If you have a combination of multiple schemes that can not be confused, 
than you essentially *have* a single scheme.

> com.example.word and word.example.com are both sensible schemes, but 
> example.com.word wouldn't really be a good scheme. So if someone uses a 
> sensible scheme, they are ok.

Except for the problem explained earlier.

>> A URI-based scheme would be a candidate, and have the advantage that 
>> those are well understood and are used almost everywhere else (which 
>> makes roundtripping easy).
> You can use a URI-based scheme.

But as long as others can use whatever they want, there could be clashes.

>>>>>> That being said, clashes have occurred (what does the "title" 
>>>>>> class name stand for?), and it's also a known problem that you 
>>>>>> get in trouble once you want to nest information.
>>>>> These problems are fixable without complicated disambiguation 
>>>>> schemes.
>>>> How?
>>> Using different classes, defining precise behaviour, etc.
>> That requires central coordination.
> It requires coordination between those who are clashing, yes. Is that a 
> big problem? It seems like communication is something humans can do.

It's the problem hat distributed extensibility is solving.

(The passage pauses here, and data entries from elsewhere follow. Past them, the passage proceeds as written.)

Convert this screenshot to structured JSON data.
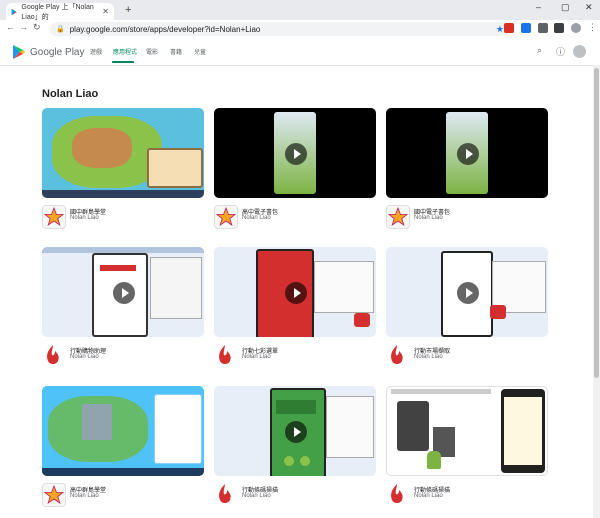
{
  "browser": {
    "tab_title": "Google Play 上「Nolan Liao」的",
    "tab_close": "✕",
    "new_tab": "+",
    "url": "play.google.com/store/apps/developer?id=Nolan+Liao",
    "win_min": "–",
    "win_max": "▢",
    "win_close": "✕"
  },
  "header": {
    "logo_text": "Google Play",
    "nav": [
      "遊戲",
      "應用程式",
      "電影",
      "書籍",
      "兒童"
    ],
    "active_index": 1
  },
  "developer": {
    "name": "Nolan Liao"
  },
  "apps": [
    {
      "title": "國中群島學堂",
      "developer": "Nolan Liao",
      "has_video": false
    },
    {
      "title": "高中電子書包",
      "developer": "Nolan Liao",
      "has_video": true
    },
    {
      "title": "國中電子書包",
      "developer": "Nolan Liao",
      "has_video": true
    },
    {
      "title": "行動購物助理",
      "developer": "Nolan Liao",
      "has_video": true
    },
    {
      "title": "行動七彩選單",
      "developer": "Nolan Liao",
      "has_video": true
    },
    {
      "title": "行動市場擷取",
      "developer": "Nolan Liao",
      "has_video": true
    },
    {
      "title": "高中群島學堂",
      "developer": "Nolan Liao",
      "has_video": false
    },
    {
      "title": "行動條碼掃描",
      "developer": "Nolan Liao",
      "has_video": true
    },
    {
      "title": "行動條碼掃描",
      "developer": "Nolan Liao",
      "has_video": false
    }
  ]
}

>> As far as I can tell, the problems with microformats are well understood 
>> by now (nesting, abuse of title attribute, process only works for a few 
>> common formats), but it seems you prefer to ignore them.
> It's not clear to me how I am ignoring them, or what it would mean to not 
> ignore them. Despite all their problems, as you put it, Microformats are 
> doing fine. The problems with URI-based extension mechanisms (people 

...not for everybody...

I agree that some microformats do fine, but I disagree that they're 
doing fine as a generic solution.

> dereference them unnecessarily, causing high load; they are verbose; their 
> behaviour in the face of relative URI references causes confusion, etc) 
> are well-understood too at this point.

They are less verbose when using prefixes. They don't have the 
dereference problem when a URN is chosen. Yes, these problems are well 
understood and solved.

>>> Why would it not work reliably? Could you provide an example of 
>>> something that would be unreliable?
>> It would work only reliably if a naming scheme is chosen that makes it 
>> impossible that different authors accidentally choose the same name for 
>> different purposes. To avoid that, a concrete syntax needs to be 
>> defined.
> Use URIs.

...that only helps if others do that as well.